Et puis le moment de couronner la Reine d'Amour et de Beauté arrive. Puisque le Prince dragon a émergé le vainqueur, il est naturel qu'il décerne à son épouse la couronne – des roses bleues, Rihan ne savait pas qu'on peut en trouver si loin au sud du Neck…
Sauf que le Prince Dragon ignore son épouse. Le Prince dragon choisit à la place de se diriger vers les sièges des Stark.
Plus personne n'ose bouger, plus personne n'ose parler quand la couronne de roses bleues est déposée sur les genoux de lady Lyanna.
La louve ne semble pas franchement ravie de se voir ainsi placée au centre de l'attention générale. Davantage horrifiée, et Rihan ne peut s'empêcher de songer qu'en dépit de ne pas avoir été démasquée en tant que chevalier d'aubier rieur, le titre que lui ont accordé les témoins de son culot, lady Lyanna n'en a pas moins subi une monumentale humiliation.

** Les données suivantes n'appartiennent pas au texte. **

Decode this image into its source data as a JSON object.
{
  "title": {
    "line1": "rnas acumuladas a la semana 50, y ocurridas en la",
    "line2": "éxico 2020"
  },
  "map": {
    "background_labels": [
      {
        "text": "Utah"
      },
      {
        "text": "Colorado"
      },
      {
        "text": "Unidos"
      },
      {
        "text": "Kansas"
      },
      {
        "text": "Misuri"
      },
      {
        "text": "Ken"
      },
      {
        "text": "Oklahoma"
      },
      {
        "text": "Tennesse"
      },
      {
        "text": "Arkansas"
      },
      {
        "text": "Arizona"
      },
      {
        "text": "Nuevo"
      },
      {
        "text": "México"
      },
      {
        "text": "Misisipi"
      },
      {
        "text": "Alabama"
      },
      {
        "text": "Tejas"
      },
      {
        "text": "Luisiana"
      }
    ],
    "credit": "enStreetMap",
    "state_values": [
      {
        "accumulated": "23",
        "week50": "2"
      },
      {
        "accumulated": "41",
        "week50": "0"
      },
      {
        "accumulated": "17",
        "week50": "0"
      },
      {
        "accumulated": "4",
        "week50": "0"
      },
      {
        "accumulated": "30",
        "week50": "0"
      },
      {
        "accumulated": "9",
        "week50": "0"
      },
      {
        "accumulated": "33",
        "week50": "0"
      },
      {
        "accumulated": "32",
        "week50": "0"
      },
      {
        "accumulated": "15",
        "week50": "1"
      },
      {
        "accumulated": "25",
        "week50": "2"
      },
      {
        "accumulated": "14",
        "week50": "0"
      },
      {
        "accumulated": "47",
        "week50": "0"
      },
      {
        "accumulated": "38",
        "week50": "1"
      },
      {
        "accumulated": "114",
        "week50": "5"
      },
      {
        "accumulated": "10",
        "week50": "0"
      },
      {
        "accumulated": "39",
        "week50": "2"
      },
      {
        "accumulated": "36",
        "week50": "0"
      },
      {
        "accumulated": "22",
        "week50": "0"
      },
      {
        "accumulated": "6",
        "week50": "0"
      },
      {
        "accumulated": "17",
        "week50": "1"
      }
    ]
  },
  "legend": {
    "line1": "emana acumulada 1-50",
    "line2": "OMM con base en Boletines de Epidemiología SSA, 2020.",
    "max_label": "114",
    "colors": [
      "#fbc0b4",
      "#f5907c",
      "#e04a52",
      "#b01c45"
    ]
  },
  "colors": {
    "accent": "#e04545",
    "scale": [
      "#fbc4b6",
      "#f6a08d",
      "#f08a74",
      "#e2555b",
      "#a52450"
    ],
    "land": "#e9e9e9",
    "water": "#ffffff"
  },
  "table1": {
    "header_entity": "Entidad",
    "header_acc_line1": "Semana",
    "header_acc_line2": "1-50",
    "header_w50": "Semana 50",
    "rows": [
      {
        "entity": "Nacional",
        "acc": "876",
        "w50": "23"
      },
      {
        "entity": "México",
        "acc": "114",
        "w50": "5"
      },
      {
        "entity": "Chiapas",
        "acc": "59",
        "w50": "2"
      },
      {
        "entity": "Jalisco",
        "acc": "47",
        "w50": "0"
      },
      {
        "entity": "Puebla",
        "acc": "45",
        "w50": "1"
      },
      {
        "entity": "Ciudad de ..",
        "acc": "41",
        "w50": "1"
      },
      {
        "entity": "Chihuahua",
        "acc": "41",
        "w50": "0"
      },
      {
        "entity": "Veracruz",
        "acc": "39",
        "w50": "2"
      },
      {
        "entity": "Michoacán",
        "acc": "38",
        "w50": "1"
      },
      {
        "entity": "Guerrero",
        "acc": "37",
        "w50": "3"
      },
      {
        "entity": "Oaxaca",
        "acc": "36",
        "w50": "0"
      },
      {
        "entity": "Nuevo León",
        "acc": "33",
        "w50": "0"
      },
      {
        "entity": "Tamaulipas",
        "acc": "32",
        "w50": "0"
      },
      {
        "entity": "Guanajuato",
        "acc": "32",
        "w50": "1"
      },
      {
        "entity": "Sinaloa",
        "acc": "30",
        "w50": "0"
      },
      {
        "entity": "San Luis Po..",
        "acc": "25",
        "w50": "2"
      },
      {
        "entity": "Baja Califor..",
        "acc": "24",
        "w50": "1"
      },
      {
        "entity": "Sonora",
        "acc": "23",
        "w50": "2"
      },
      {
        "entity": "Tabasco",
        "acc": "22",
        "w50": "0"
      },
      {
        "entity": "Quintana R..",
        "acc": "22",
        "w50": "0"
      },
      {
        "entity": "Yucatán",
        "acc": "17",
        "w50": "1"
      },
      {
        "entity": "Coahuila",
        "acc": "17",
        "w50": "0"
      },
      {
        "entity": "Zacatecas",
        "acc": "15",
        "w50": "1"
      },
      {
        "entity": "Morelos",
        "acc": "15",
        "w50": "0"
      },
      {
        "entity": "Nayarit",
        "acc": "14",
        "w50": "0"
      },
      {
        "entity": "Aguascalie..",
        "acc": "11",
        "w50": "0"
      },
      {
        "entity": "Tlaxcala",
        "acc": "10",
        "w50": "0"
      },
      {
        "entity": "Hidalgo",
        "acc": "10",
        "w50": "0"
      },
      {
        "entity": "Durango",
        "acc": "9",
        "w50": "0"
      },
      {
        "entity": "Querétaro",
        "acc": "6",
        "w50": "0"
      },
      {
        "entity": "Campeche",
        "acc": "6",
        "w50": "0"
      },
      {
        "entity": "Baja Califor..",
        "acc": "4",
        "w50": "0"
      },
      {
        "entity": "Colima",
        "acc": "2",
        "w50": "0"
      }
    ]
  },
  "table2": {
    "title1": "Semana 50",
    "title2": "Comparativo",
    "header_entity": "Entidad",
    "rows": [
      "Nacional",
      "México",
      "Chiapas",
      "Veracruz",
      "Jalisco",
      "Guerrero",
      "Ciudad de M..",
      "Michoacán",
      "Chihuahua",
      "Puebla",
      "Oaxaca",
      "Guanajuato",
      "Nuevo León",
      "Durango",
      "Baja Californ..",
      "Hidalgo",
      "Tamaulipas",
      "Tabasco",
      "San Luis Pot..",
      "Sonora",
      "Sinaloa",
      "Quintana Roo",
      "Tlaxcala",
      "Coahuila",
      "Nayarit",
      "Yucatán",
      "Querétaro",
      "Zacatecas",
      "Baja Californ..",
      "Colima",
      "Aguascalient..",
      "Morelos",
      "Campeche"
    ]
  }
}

Vraiment, et ironiquement, la seule femme actuellement plus humiliée parmi les invitées de Harrenhal doit être Elia Martell, épouse de Rhaegar Targaryen et mère de sa progéniture. Voilà une conduite qui promet une vie maritale nettement joyeuse, car les hommes ont beau jouir de l'absolue latitude d'infliger à leurs épouses chaque vicissitude leur prenant l'impulsion du moment, les femmes sont loin d'être impuissantes et leur imagination est féconde dès qu'elles estiment la coupe trop pleine pour continuer à en supporter le fardeau.
Qui plus est, la Princesse consort est née à Dorne. Une contrée où règne un été perpétuellement brûlant ne vous fait aucun bien à la rationalité, au point que vous manigancez des plans assez fous pour massacrer des dragons.
Non, Rihan n'envie pas du tout le Prince dragon quand il lui faudra regagner le domicile conjugal.